# Linear Intersections

1. Apr 29, 2010

### spoc21

1. The problem statement, all variables and given/known data

Find the vector, parametric and symmetric equations of a line that intersect both line 1 and line 2 at 90°.

L1 :
x = 4 + 2t
y = 8 + 3t
z = -1 - 4t
L2 :
x = 7 - 6t
y = 2+ t
z = -1 + 2t

2. Relevant equations

3. The attempt at a solution

I tried taking the cross product of [2,3,-4], and [-6,1,2], to find the vector perpendicular to both lines

= [10,20,20]

So our new direction vector is [10,20,20]

Now I'm stuck (confused about how to find the equations)

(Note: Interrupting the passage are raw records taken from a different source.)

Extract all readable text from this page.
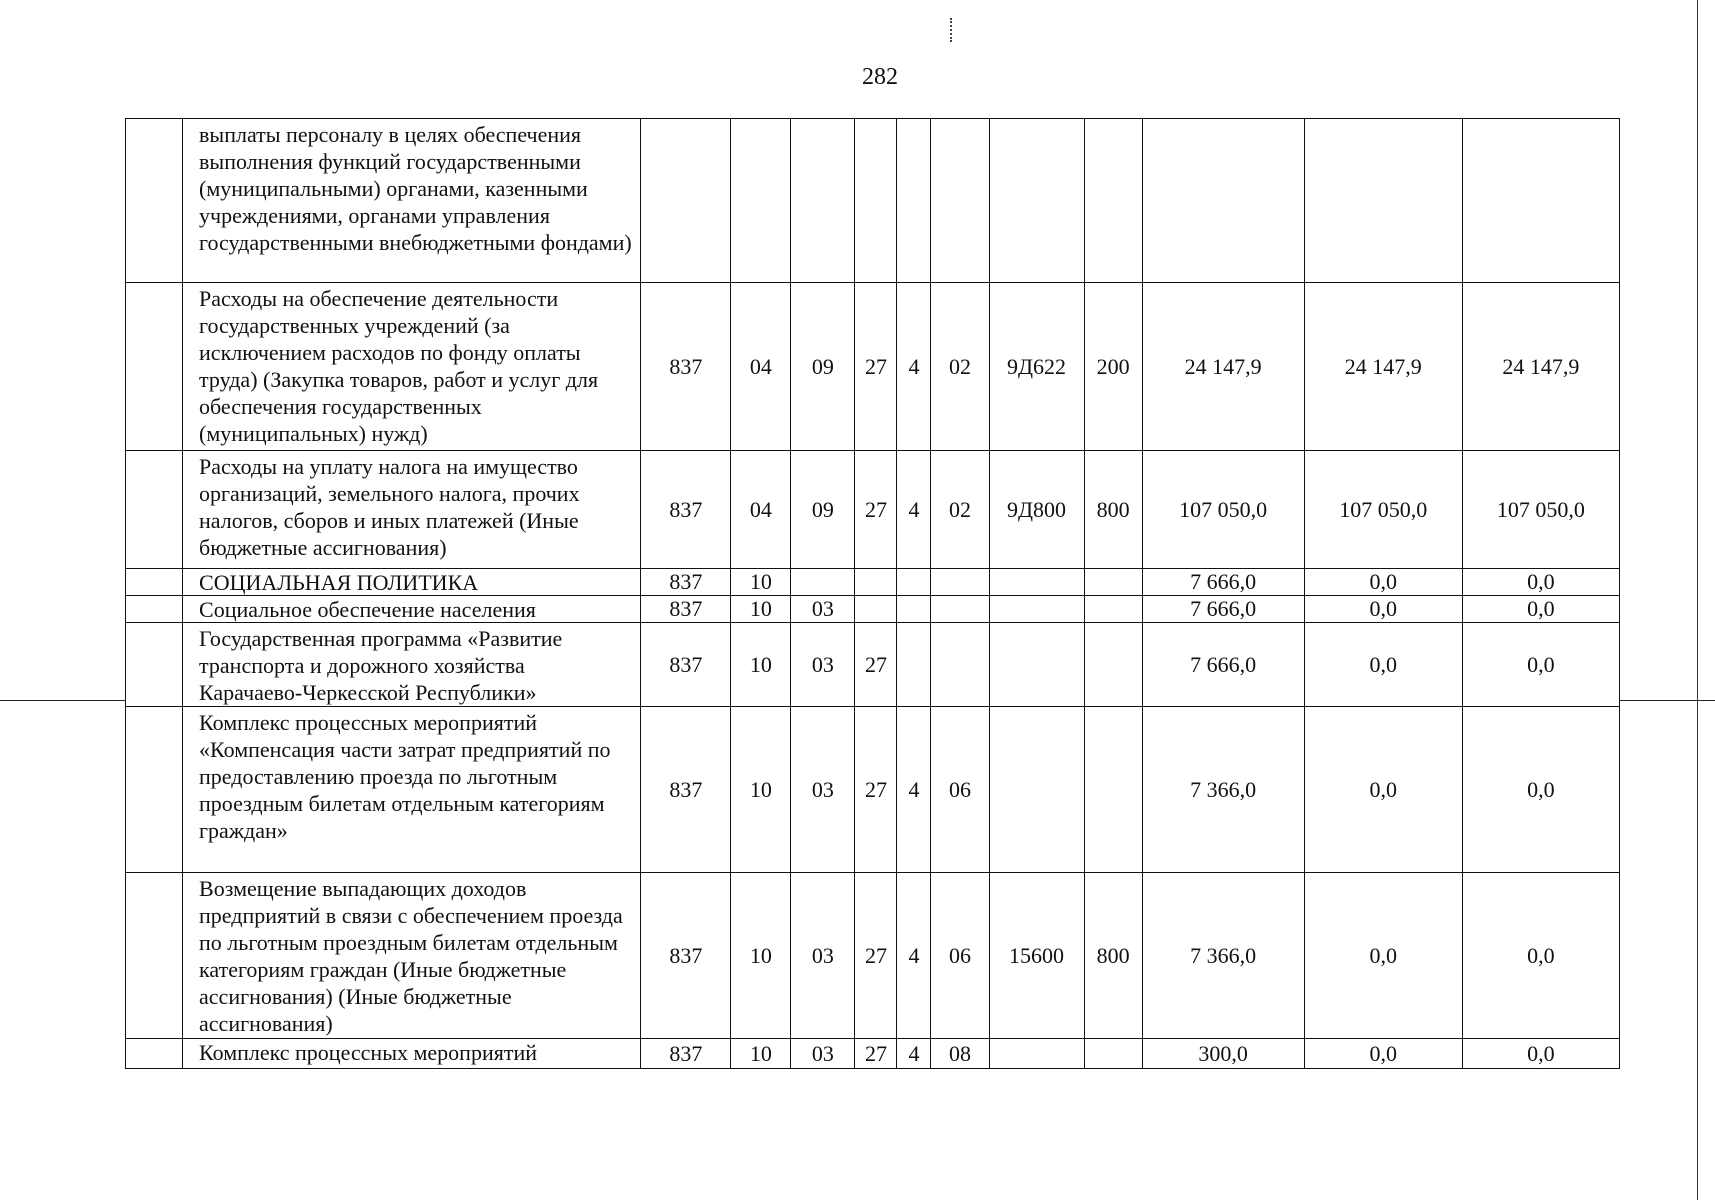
282
	выплаты персоналу в целях обеспечения выполнения функций государственными (муниципальными) органами, казенными учреждениями, органами управления государственными внебюджетными фондами)											
	Расходы на обеспечение деятельности государственных учреждений (за исключением расходов по фонду оплаты труда) (Закупка товаров, работ и услуг для обеспечения государственных (муниципальных) нужд)	837	04	09	27	4	02	9Д622	200	24 147,9	24 147,9	24 147,9
	Расходы на уплату налога на имущество организаций, земельного налога, прочих налогов, сборов и иных платежей (Иные бюджетные ассигнования)	837	04	09	27	4	02	9Д800	800	107 050,0	107 050,0	107 050,0
	СОЦИАЛЬНАЯ ПОЛИТИКА	837	10							7 666,0	0,0	0,0
	Социальное обеспечение населения	837	10	03						7 666,0	0,0	0,0
	Государственная программа «Развитие транспорта и дорожного хозяйства Карачаево-Черкесской Республики»	837	10	03	27					7 666,0	0,0	0,0
	Комплекс процессных мероприятий «Компенсация части затрат предприятий по предоставлению проезда по льготным проездным билетам отдельным категориям граждан»	837	10	03	27	4	06			7 366,0	0,0	0,0
	Возмещение выпадающих доходов предприятий в связи с обеспечением проезда по льготным проездным билетам отдельным категориям граждан (Иные бюджетные ассигнования) (Иные бюджетные ассигнования)	837	10	03	27	4	06	15600	800	7 366,0	0,0	0,0
	Комплекс процессных мероприятий	837	10	03	27	4	08			300,0	0,0	0,0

Any help would be greatly appreciated!

2. Apr 29, 2010

### lanedance

pick an arbitrary point on each line and write the equation of the line formed by joing the point, in terms of the points (use different parameteric variables for each line, say s & t)

then use the direction you have found to solve for s & t

3. May 1, 2010

### spoc21

Thanks lanedance,
could you elaborate a little more. what points would I need to pick, in order to solve for the equations.

Thanks,

4. May 2, 2010

### lanedance

you need to solve for the points that give you the connecting line, which is perpindicular to L1 & L2.

The first point, say p1, is a point on L1, the 2nd, p2 on L2. The direction of p1,p2 must be parallel or anti parallel to the direction you found. Use that fact to solve for p1 & p2 simultaneously.